La inquebrantable paciencia expositiva, el tesón aviesamente comprensivo con el que Palmeson salda el asalto a esa fortaleza abatida que es su elemento protagónico (un Ingvar Eggert Sigurdsson antológico que sabe dosificar la cordura, el aplomo, la devastación, la terquedad, el dolor y la barbarie de Ingimundur con la cabal honestidad y la frágil entereza de un personaje interpretado por John Wayne para un western de John Ford) llega a su cumbre con la inclusión de dos descomunales escenas que marcan el definitivo itinerario aliviador que parece ir perfilándose para este: desde la fosa escarbada con ansias de venganza y muerte hasta una inolvidable salida del túnel con la nieta subida a su espalda. La resurrección parece posible. El precipicio tiene asideros. Las brumas tienden a despejarse. Los desprendimientos en el camino pueden ser sorteados.
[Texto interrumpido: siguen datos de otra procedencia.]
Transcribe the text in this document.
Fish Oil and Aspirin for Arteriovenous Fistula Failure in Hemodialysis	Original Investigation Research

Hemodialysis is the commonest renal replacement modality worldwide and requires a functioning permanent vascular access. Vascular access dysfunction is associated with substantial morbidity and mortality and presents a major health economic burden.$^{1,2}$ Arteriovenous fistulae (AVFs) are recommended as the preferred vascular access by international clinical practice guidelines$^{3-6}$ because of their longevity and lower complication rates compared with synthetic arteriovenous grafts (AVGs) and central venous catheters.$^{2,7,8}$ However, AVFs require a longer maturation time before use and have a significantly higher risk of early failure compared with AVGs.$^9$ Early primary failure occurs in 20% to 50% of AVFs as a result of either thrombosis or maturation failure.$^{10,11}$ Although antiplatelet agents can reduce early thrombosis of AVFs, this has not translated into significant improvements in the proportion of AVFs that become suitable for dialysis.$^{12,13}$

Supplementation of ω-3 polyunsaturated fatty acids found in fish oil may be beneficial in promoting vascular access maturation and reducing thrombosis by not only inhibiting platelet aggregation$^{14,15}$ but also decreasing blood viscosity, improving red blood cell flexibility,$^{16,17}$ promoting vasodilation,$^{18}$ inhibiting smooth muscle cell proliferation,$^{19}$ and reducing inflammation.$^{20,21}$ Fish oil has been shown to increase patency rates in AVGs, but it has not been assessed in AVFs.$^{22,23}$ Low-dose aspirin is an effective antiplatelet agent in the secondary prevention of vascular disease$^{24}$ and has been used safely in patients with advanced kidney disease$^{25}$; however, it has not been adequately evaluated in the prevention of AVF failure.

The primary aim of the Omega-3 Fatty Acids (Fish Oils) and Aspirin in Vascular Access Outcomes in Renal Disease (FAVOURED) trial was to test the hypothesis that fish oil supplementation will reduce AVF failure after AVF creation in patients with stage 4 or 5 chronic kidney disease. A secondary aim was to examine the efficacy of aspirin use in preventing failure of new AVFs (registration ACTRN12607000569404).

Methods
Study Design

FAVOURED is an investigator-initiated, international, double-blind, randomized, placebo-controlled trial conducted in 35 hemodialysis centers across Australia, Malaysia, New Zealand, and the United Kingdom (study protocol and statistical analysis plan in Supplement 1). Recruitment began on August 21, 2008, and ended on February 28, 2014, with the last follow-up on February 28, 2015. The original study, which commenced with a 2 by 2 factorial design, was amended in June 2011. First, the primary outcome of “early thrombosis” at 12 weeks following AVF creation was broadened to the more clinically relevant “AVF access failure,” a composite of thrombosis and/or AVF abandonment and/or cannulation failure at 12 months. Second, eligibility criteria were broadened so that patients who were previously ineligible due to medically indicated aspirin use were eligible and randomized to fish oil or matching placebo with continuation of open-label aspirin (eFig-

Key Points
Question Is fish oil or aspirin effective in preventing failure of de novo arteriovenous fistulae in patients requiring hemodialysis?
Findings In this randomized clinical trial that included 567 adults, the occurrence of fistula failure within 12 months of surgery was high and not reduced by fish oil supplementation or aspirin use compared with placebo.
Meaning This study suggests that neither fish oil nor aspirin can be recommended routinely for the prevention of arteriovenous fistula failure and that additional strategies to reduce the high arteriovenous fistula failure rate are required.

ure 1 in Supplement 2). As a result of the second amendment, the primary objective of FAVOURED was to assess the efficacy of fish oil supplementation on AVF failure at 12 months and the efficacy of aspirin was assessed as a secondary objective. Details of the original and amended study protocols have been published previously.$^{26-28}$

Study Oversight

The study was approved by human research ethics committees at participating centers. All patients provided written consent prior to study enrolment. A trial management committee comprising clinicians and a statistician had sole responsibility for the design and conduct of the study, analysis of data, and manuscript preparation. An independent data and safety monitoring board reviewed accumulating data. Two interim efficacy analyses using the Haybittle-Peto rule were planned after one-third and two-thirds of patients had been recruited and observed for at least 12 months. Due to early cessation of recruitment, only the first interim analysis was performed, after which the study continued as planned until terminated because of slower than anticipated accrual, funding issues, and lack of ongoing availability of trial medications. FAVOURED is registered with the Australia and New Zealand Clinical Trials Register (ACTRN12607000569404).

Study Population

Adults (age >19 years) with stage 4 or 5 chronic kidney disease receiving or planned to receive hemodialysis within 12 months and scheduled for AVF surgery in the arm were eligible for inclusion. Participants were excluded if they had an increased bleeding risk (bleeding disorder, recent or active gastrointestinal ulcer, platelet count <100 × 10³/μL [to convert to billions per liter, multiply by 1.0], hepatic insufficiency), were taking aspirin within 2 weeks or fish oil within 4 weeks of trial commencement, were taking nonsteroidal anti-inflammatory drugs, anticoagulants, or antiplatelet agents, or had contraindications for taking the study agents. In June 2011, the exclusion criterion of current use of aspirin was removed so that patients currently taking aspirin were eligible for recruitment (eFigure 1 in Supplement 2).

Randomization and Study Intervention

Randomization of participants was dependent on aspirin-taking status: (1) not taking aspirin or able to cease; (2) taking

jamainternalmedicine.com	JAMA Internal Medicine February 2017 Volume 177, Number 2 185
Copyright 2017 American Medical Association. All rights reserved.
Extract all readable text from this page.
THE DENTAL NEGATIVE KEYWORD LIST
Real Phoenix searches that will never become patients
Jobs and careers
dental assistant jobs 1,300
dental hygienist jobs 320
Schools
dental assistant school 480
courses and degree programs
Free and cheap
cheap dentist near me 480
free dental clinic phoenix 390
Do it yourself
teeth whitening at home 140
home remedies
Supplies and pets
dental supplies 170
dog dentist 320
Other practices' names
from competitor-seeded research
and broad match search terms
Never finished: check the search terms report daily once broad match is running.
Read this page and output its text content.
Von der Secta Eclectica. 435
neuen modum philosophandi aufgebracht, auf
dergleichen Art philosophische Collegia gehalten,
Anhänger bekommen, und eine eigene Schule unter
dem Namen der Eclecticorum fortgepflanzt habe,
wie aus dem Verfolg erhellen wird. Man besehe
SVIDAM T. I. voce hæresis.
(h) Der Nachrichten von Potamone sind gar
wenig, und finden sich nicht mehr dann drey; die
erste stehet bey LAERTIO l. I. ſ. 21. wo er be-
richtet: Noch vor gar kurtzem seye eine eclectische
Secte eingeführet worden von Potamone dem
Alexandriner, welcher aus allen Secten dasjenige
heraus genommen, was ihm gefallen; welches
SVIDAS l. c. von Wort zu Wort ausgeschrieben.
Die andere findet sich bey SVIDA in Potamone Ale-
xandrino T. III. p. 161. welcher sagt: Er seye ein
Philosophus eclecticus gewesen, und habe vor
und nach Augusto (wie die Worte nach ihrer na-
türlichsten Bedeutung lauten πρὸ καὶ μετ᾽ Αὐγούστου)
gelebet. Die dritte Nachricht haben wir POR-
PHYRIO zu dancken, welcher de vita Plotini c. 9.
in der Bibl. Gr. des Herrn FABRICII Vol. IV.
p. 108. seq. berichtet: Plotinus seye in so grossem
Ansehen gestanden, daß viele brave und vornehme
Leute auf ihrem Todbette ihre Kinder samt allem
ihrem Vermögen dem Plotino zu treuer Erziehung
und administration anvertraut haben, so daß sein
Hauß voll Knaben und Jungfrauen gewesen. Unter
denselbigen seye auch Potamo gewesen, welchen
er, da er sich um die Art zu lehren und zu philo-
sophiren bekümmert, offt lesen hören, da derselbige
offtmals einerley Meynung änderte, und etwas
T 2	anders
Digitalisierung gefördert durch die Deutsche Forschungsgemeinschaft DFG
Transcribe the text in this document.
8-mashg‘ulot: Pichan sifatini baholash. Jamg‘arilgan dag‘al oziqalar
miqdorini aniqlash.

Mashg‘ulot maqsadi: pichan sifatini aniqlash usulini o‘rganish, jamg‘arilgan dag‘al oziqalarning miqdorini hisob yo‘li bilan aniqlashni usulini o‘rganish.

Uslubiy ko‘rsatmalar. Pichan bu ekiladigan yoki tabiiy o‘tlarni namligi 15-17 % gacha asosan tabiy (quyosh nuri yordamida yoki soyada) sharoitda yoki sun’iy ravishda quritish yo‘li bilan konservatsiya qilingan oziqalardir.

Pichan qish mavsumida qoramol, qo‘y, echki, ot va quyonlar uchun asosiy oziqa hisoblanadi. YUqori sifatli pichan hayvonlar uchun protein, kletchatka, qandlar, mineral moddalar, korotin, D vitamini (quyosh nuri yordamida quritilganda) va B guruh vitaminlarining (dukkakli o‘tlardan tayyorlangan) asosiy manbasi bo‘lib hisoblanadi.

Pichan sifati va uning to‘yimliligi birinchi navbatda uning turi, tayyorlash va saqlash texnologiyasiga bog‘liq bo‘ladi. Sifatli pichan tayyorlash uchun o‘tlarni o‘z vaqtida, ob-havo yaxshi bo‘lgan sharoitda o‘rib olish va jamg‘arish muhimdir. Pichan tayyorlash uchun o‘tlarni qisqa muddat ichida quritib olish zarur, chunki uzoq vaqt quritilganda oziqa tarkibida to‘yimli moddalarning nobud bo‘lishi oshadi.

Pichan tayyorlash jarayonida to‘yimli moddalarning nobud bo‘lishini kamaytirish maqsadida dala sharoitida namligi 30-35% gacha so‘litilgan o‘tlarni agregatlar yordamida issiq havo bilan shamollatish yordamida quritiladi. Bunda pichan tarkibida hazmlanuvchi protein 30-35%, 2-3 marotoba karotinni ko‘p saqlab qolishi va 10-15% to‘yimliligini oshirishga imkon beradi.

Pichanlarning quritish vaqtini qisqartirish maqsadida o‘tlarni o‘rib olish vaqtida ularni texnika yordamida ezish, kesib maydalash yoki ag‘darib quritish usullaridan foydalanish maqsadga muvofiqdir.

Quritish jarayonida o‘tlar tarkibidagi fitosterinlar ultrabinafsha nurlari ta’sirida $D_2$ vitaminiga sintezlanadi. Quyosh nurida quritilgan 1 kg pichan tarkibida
El grito catártico revienta. La luz al final del pasadizo es más que una posibilidad.
La capacidad del realizador islandés para convertir el paisaje físico en un fondo casi abstraccional alcanza en ese túnel su cénit. Pero es en el tierno plano de cierre en donde Palmeson logra unas cotas de sublime intimidad del todo emotivas. En absoluta, poética y fecunda contraposición con las imágenes de la casa al inicio, el final se desarrolla dentro de la casa. El aislamiento y la cerrazón han dado paso a un hombre que ríe. La casa ha vuelto a ser hogar. Ingimundur disfruta en él de quien no estaba al principio.